Hulu has the entire run of Alfred Hitchcock Presents, 2 seasons of 30-minute “playlets” that compare favorably to one of my favorite shows, The Twilight Zone, only with all the thrills, chills and twists coming from psychological exploration, rather than science-fiction and fantasy elements.
For example, the pilot, Revenge, features a man performing a vigilante beat-down on the man in the grey suit who supposedly assaulted his mentally disturbed wife. After he brains the guy with a wrench, the man and his wife are driving along in the car when his wife identifies another man as her assailant, leaving her husband with the OH SHIT!!! realization that his wife’s attacker lives inside her head, rather than outside. This suggestive study of creeping delusions is made all the more disturbing by Vera Myles’ profoundly monotone, numb performance as a woman who has overdosed on pain.
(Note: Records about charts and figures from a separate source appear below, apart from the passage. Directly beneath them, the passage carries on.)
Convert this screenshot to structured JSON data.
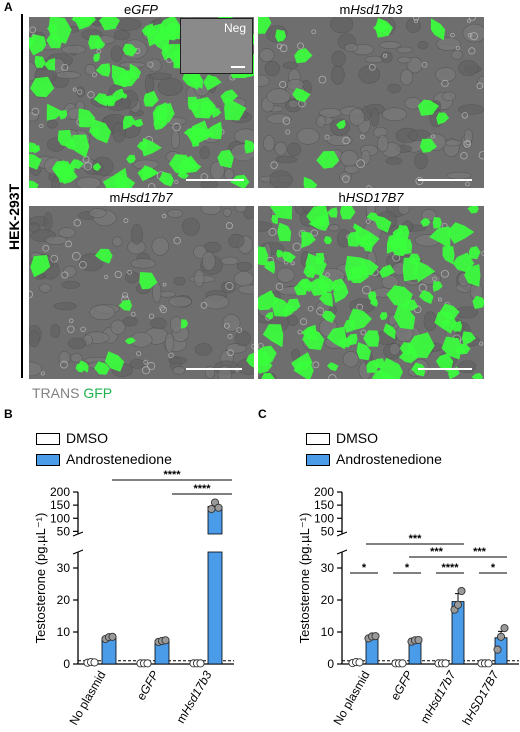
{
  "panel_a": {
    "letter": "A",
    "cell_line": "HEK-293T",
    "images": [
      {
        "title": "eGFP",
        "prefix": "e",
        "gene": "GFP",
        "green_density": 0.9
      },
      {
        "title": "mHsd17b3",
        "prefix": "m",
        "gene": "Hsd17b3",
        "green_density": 0.12
      },
      {
        "title": "mHsd17b7",
        "prefix": "m",
        "gene": "Hsd17b7",
        "green_density": 0.1
      },
      {
        "title": "hHSD17B7",
        "prefix": "h",
        "gene": "HSD17B7",
        "green_density": 0.95
      }
    ],
    "inset_label": "Neg",
    "caption_trans": "TRANS",
    "caption_gfp": "GFP",
    "colors": {
      "trans": "#808080",
      "gfp": "#22b14c",
      "fluor": "#39ff3c"
    }
  },
  "chart_data": [
    {
      "panel": "B",
      "type": "bar",
      "categories": [
        "No plasmid",
        "eGFP",
        "mHsd17b3"
      ],
      "series": [
        {
          "name": "DMSO",
          "values": [
            0.5,
            0.2,
            0.2
          ],
          "points": [
            [
              0.4,
              0.6,
              0.5
            ],
            [
              0.2,
              0.2,
              0.2
            ],
            [
              0.2,
              0.2,
              0.2
            ]
          ],
          "color": "#ffffff"
        },
        {
          "name": "Androstenedione",
          "values": [
            8.2,
            7.2,
            145
          ],
          "points": [
            [
              7.8,
              8.4,
              8.5
            ],
            [
              6.9,
              7.2,
              7.4
            ],
            [
              135,
              160,
              140
            ]
          ],
          "color": "#4a9be8"
        }
      ],
      "ylabel": "Testosterone (pg.µL⁻¹)",
      "ylim_lower": [
        0,
        35
      ],
      "ylim_upper": [
        40,
        200
      ],
      "yticks_lower": [
        0,
        10,
        20,
        30
      ],
      "yticks_upper": [
        50,
        100,
        150,
        200
      ],
      "dashed_line": 1,
      "annotations": [
        {
          "from": 0,
          "to": 2,
          "text": "****"
        },
        {
          "from": 1,
          "to": 2,
          "text": "****"
        }
      ]
    },
    {
      "panel": "C",
      "type": "bar",
      "categories": [
        "No plasmid",
        "eGFP",
        "mHsd17b7",
        "hHSD17B7"
      ],
      "series": [
        {
          "name": "DMSO",
          "values": [
            0.5,
            0.2,
            0.2,
            0.2
          ],
          "points": [
            [
              0.3,
              0.6,
              0.5
            ],
            [
              0.2,
              0.2,
              0.2
            ],
            [
              0.2,
              0.2,
              0.2
            ],
            [
              0.2,
              0.2,
              0.2
            ]
          ],
          "color": "#ffffff"
        },
        {
          "name": "Androstenedione",
          "values": [
            8.4,
            7.3,
            19.5,
            8.2
          ],
          "points": [
            [
              8.0,
              8.6,
              8.7
            ],
            [
              7.0,
              7.4,
              7.5
            ],
            [
              17.0,
              18.5,
              22.8
            ],
            [
              4.5,
              8.5,
              11.2
            ]
          ],
          "errors": [
            0.3,
            0.3,
            2.5,
            2.0
          ],
          "color": "#4a9be8"
        }
      ],
      "ylabel": "Testosterone (pg.µL⁻¹)",
      "ylim_lower": [
        0,
        35
      ],
      "ylim_upper": [
        40,
        200
      ],
      "yticks_lower": [
        0,
        10,
        20,
        30
      ],
      "yticks_upper": [
        50,
        100,
        150,
        200
      ],
      "dashed_line": 1,
      "annotations": [
        {
          "level": 0,
          "from_bar": [
            0,
            0
          ],
          "to_bar": [
            0,
            1
          ],
          "text": "*"
        },
        {
          "level": 0,
          "from_bar": [
            1,
            0
          ],
          "to_bar": [
            1,
            1
          ],
          "text": "*"
        },
        {
          "level": 0,
          "from_bar": [
            2,
            0
          ],
          "to_bar": [
            2,
            1
          ],
          "text": "****"
        },
        {
          "level": 0,
          "from_bar": [
            3,
            0
          ],
          "to_bar": [
            3,
            1
          ],
          "text": "*"
        },
        {
          "level": 1,
          "from_bar": [
            1,
            1
          ],
          "to_bar": [
            2,
            1
          ],
          "text": "***"
        },
        {
          "level": 1,
          "from_bar": [
            2,
            1
          ],
          "to_bar": [
            3,
            1
          ],
          "text": "***"
        },
        {
          "level": 2,
          "from_bar": [
            0,
            1
          ],
          "to_bar": [
            2,
            1
          ],
          "text": "***"
        }
      ]
    }
  ]
}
Since I love TV treatments of dolls, I especially like And So Died Riabouchinska. It stars Claude Rains as a ventriloquist suspected of murdering a juggler who used to perform with him. Matters are complicated by his obsessive love for his dummy Riabouchinska and Riabouchinska’s irrepressible honesty as evidence mounts against her owner. In a Twilight Zone ep, the doll would be some magical spirit of righteous truth-telling, but, in Alfred Hitchcock Presents, it’s very obvious that the ventriloquist is talking for her; you can see his lips moving slightly when he’s especially perturbed. I actually find the Alfred Hitchcock Presents treatment of out-of-control dolls much more horrifying and heartbreaking. Riabouchinska represents the best qualities in the ventriloquist — his honesty, devotion and creativity — but, by externalizing them in an idol-like figure, the ventriloquist divorces himself from his strengths, as if he has cut out his moral compass. In the end, when Riabouchinska dies [that wasn’t a spoiler because it says she dies in the title], her silence becomes the tragic marker of a man who, in dividing himself in two, ended up breaking himself. Pretty awesome.
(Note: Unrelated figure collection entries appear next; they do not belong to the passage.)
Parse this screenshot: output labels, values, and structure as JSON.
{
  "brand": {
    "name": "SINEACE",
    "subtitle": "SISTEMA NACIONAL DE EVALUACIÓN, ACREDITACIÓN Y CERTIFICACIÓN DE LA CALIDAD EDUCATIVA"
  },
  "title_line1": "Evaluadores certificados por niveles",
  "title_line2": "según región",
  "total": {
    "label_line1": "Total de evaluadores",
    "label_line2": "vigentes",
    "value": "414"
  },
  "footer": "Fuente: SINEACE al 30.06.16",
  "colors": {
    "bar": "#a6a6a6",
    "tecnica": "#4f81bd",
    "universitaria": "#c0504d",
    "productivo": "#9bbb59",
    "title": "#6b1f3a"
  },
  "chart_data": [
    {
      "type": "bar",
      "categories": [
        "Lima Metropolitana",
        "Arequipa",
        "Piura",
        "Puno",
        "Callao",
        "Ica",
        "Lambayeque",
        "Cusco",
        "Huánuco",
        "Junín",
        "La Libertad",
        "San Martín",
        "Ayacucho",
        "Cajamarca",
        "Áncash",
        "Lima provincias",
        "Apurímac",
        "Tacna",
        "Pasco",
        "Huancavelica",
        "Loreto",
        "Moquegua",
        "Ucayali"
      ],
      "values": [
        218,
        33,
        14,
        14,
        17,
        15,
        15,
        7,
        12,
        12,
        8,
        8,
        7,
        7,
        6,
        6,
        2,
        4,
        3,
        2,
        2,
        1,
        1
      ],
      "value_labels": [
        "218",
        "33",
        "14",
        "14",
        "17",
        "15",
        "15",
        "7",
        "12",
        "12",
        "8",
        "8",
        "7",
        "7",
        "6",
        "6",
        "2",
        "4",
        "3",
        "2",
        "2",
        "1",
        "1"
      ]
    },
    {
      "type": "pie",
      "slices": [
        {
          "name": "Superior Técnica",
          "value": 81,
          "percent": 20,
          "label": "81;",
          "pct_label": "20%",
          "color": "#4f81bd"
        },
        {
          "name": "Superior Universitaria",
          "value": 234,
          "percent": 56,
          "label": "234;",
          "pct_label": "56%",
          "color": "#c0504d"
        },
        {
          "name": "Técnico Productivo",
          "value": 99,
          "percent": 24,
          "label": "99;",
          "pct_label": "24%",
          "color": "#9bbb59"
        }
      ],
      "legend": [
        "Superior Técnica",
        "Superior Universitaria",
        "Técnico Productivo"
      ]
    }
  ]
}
Rains’ performance really sells this one; it’s clear that the ventriloquist obviously has SERIOUS problems, but Rains plays his passion for Riabouchinska and his alarm at Riabouchinska’s truth-telling in a rather understated way, as if the ventriloquist is reacting to another person [not a dummy]. Rains’ naturalistic style makes his character’s mind transparent enough for the viewers to feel sympathy toward him, even if we don’t understand why he is so attached to Riabouchinska.
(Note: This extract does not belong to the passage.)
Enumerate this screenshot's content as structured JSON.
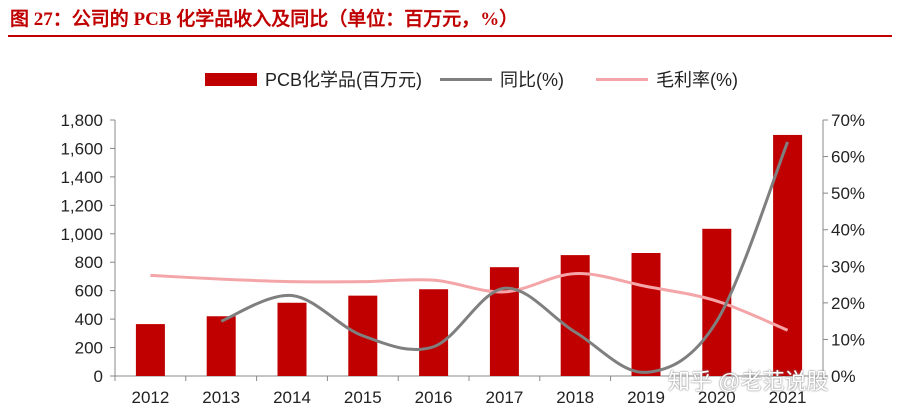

In passing, I must say that the prop masters outdid themselves with Riabouchinska. I’ve gone my entire life hating all ventriloquist dummies because of their huge lower jaws and spinning, scrawny necks. I don’t think I’ve ever conceived of a ventriloquist dummy that was anything but a comic punching bag. But Riabouchinska, who recalls more of a figurehead or even the arch, aerodynamic features of a first-edition Barbie, successfully differentiates herself from punching bag dummies. With less caricatured and more realistic features and movements, she has the beautiful but uncanny stylization of a BJD. I kind of want a Riabouchinska-like ventriloquist dummy, especially because her eyes open and close. Plus her mouth moves!!